Each of these areas is rigorously modeled, ensuring that the entire process can be simulated with a high degree of fidelity. Doing so involves dynamic, real-time mass and energy balances, vapor-liquid equilibrium, catalyzed reforming and oxidation reactions, along with other factors.

Once the selection process was complete, U.S. Nitrogen approached Mynah with a desired schedule. Only six months were allocated from initiation of the project to FAT of the simulator. During that span, a design specification would have to be devised and approved, followed by development of the simulator. The timeline ran from mid-March to mid-September 2013.

The control system for the plant was Emerson Process Management’s DeltaV. It includes a control system emulator, DeltaV Simulate, which can configure features, such as continuous control, batch control, advanced control and associated workstation displays, alarms and historian data collection. The simulation is highly accurate, and there's no need to actually have DeltaV hardware deployed. Because it offers integrated simulation of BPCS and SIS, modules for both can be designed and tested. Next, Mimic simulation software communicates directly with DeltaV Simulate via OPC. As a result, the control system believes it's communicating with real equipment in the field, providing a highly realistic experience to the user.
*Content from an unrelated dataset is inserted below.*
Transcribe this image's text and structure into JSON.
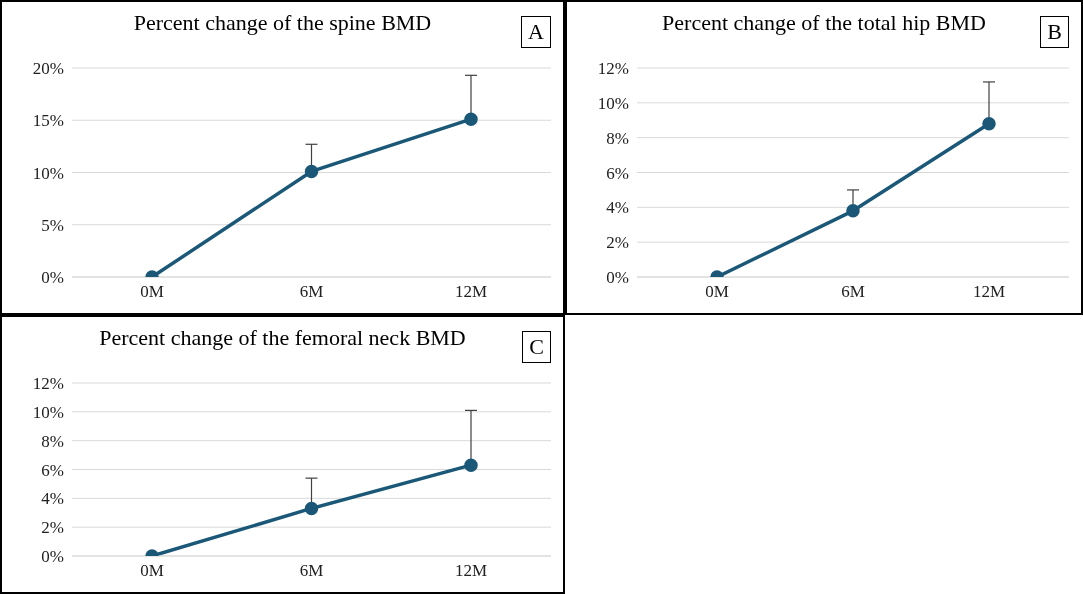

By mid-September 2013, Mynah had fully developed the simulator for U.S. Nitrogen. However, the plant had run into permitting and construction delays, so there wasn't a need to train operators yet. So, by early October, the simulator was put to work debugging the control system.
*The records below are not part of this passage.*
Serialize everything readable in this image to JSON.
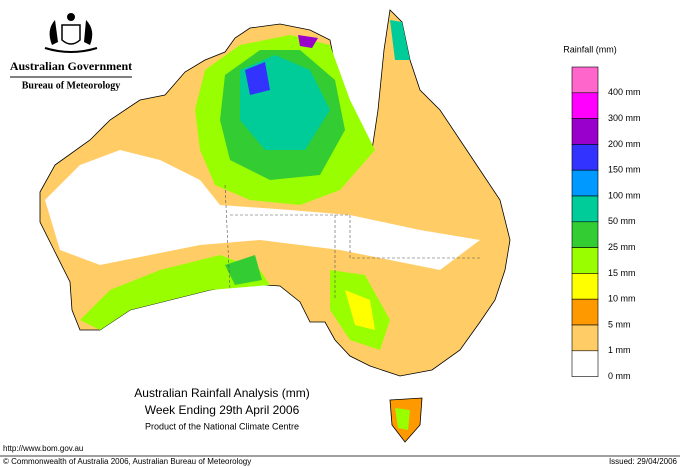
{
  "header": {
    "agency": "Australian Government",
    "bureau": "Bureau of Meteorology"
  },
  "legend": {
    "title": "Rainfall (mm)",
    "colors": [
      "#ff66cc",
      "#ff00ff",
      "#9900cc",
      "#3333ff",
      "#0099ff",
      "#00cc99",
      "#33cc33",
      "#99ff00",
      "#ffff00",
      "#ff9900",
      "#ffcc66",
      "#ffffff"
    ],
    "labels": [
      "400 mm",
      "300 mm",
      "200 mm",
      "150 mm",
      "100 mm",
      "50 mm",
      "25 mm",
      "15 mm",
      "10 mm",
      "5 mm",
      "1 mm",
      "0 mm"
    ]
  },
  "map_title": {
    "line1": "Australian Rainfall Analysis (mm)",
    "line2": "Week Ending 29th April 2006",
    "line3": "Product of the National Climate Centre"
  },
  "footer": {
    "url": "http://www.bom.gov.au",
    "copyright": "© Commonwealth of Australia 2006, Australian Bureau of Meteorology",
    "issued": "Issued: 29/04/2006"
  }
}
"The programming used to simulate the process reaction is second to none," says Cunnington. "It responds to process changes similar to the actual plant."
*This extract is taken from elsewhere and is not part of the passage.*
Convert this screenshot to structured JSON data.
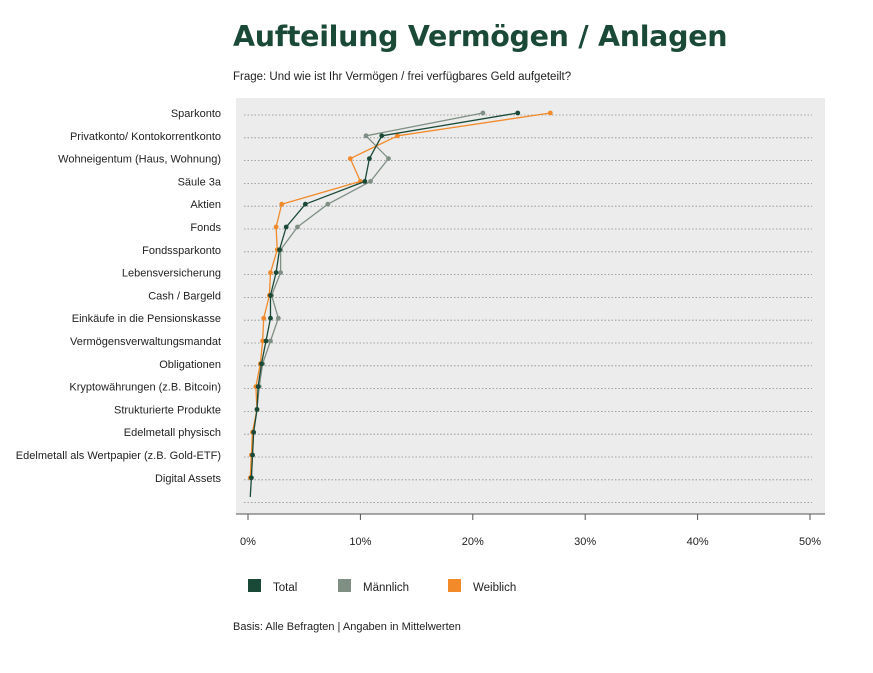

Weatherly Inc. in Atlanta, Ga., a subsidiary of Sweden-based Chematur Group, was the engineering firm in charge of designing the ammonia and nitric acid plants and the rest of the facility. Weatherly has been designing and overseeing the building of ammonium nitrate manufacturing facilities for more than 50 years, but even with all of its experience, designing and debugging a complicated control system is not trivial. So, while the permitting and construction process played out, Mynah worked with Weatherly by testing the plant’s DeltaV DCS against the Mimic model.

The expected results from the start-up and shutdown procedures were known, as were the predicted outcomes of the process excursions found in the training scenarios. The simulation results obtained from the model for these various situations were compared to what was expected, with any discrepancies noted. Lists of deficiencies attributable to either the BPCS or SIS were delivered to Weatherly, and these were then used to solve and correct control system issues.

Real-World Results

The simulator underwent FAT late in Q3 2014. That was several months before the projected completion of the plant and its expected start-up. Thanks to using the Mimic simulator in its control system testing, U.S. Nitrogen reports its start-up should be smoother and faster, and will continue to positively impact operator training.

Current employees will be well versed in how to start up and shut down the plant because its high-fidelity simulation will ensure its training exercises are effectively indistinguishable from real operations. Operators will have experience in how to handle process excursions, and will be better prepared for unusual occurrences. In addition, the development of training scenarios is ongoing, and new ones will be devised to capture the expertise and knowledge of skilled operators. In turn, these scenarios will be used to train new operators and further the professional development of the plant’s staff.

"The operators will gain a lot of experience from using the training system, and the company can ensure the operators are qualified to actually operate the plant before initial plant startup." adds Cunnington. "This is especially important because this is a greenfield plant complex."

Finally, the result of U.S. Nitrogen's successful simulation will be a more efficient and smoother operating plant, with the added benefit of faster ramp up to full production due to a fully debugged control system. This assures that U.S. Nitrogen will be able to meet the needs of its parent company for ammonia and ammonium nitrate, which will solve the initial problem the plant was meant to tackle.